1H NMR Chemical Shift Ranges (ppm)

• 0.5-2.0 ppm: Alkyl hydrogens (C-H).
• 2.0-3.0 ppm: Hydrogens near electronegative groups(ex: C=O,C≡C)
• 3.0-4.5 ppm: Hydrogens bonded to C-O.
• 4.5-6.5 ppm: Hydrogens in alkenes (C=C).
• 6.5-8.0 ppm: Hydrogens in aromatic rings.
• 9.0-10.0 ppm: Aldehyde hydrogens (C-H=O).
• 10.0-12.0 ppm: Hydrogens in carboxylic acids (O=C-O-H).

Example: Ethanol (CH3CH2OH)

• CH3 (a): Triplet (2 neighboring H's; 0.7–1.2 ppm, integration = 3)
• CH2 (b): Quartet (3 neighboring H's; 3.7–4.1 ppm, integration = 2)
• OH (c): Singlet (no coupling; 0.5–5.0 ppm, integration = 1)

NMR Analysis Steps for Identifying Compounds

1. Determine the Empirical Formula (elemental analysis).
2. Find the Molecular Formula (mass spectrometry).
3. Identify Functional Groups (IR spectroscopy).
4. Analyze NMR Spectra (peak numbers, shifts, splitting).

Example: Compound Analysis (C8H16O2 Ester)
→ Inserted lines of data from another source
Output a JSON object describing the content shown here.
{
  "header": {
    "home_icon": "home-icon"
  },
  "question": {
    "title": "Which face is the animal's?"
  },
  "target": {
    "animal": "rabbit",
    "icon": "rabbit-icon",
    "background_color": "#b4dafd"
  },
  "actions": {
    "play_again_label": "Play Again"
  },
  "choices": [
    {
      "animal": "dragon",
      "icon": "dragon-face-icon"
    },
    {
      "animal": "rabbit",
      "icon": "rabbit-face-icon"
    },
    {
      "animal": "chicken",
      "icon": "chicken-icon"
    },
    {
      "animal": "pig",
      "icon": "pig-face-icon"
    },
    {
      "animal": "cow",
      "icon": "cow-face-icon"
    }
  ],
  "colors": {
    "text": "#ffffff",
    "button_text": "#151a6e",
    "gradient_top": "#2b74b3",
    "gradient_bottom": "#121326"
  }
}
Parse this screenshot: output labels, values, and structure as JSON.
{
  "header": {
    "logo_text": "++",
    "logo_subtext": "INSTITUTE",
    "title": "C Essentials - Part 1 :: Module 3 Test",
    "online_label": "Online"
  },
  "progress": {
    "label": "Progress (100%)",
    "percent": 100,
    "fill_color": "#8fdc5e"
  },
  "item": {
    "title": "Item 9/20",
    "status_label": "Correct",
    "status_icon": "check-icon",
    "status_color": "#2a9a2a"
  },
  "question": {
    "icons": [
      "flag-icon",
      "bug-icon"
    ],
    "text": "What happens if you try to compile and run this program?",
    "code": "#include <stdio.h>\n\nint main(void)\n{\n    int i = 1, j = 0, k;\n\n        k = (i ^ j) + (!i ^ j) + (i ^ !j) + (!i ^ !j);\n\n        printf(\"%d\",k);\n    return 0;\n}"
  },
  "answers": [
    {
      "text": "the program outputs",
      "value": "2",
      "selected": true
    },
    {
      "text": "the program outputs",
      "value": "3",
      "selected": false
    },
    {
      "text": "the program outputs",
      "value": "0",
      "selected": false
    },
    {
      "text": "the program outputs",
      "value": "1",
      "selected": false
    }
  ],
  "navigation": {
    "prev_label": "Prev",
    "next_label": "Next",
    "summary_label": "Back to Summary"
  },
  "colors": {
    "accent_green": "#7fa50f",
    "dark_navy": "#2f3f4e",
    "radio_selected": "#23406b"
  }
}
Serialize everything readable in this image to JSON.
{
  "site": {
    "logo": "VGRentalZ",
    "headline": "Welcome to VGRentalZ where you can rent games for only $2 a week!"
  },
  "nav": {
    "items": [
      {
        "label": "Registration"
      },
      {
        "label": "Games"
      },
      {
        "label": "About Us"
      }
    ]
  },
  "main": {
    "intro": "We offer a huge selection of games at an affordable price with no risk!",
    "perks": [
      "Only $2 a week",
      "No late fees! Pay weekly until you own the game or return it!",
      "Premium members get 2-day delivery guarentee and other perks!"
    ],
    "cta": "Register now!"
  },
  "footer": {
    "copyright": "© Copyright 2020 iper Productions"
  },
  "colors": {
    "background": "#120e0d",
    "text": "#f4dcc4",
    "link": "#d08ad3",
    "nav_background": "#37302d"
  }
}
• Molecular formula: C8H16O2
• IR spectrum: C=O peak, no O-H peak ⇒ ester
• 1H NMR peaks:
  • δ = 0.9 ppm (Singlet, area 9) ⇒ 3 equivalent CH3 groups.
  • δ = 4.0 ppm (Quartet, area 2) ⇒ CH2 group adjacent to CH3.
  • δ = 2.2 ppm (Singlet, area 2) ⇒ CH2 group adjacent to C=O.

Description

This quiz covers the fundamentals of NMR spectroscopy, focusing on 1H and 13C NMR techniques. You'll learn about the types of NMR, the importance of solvents, TMS calibration, and key concepts like chemical shifts. Test your understanding of how these principles apply to molecular structure analysis.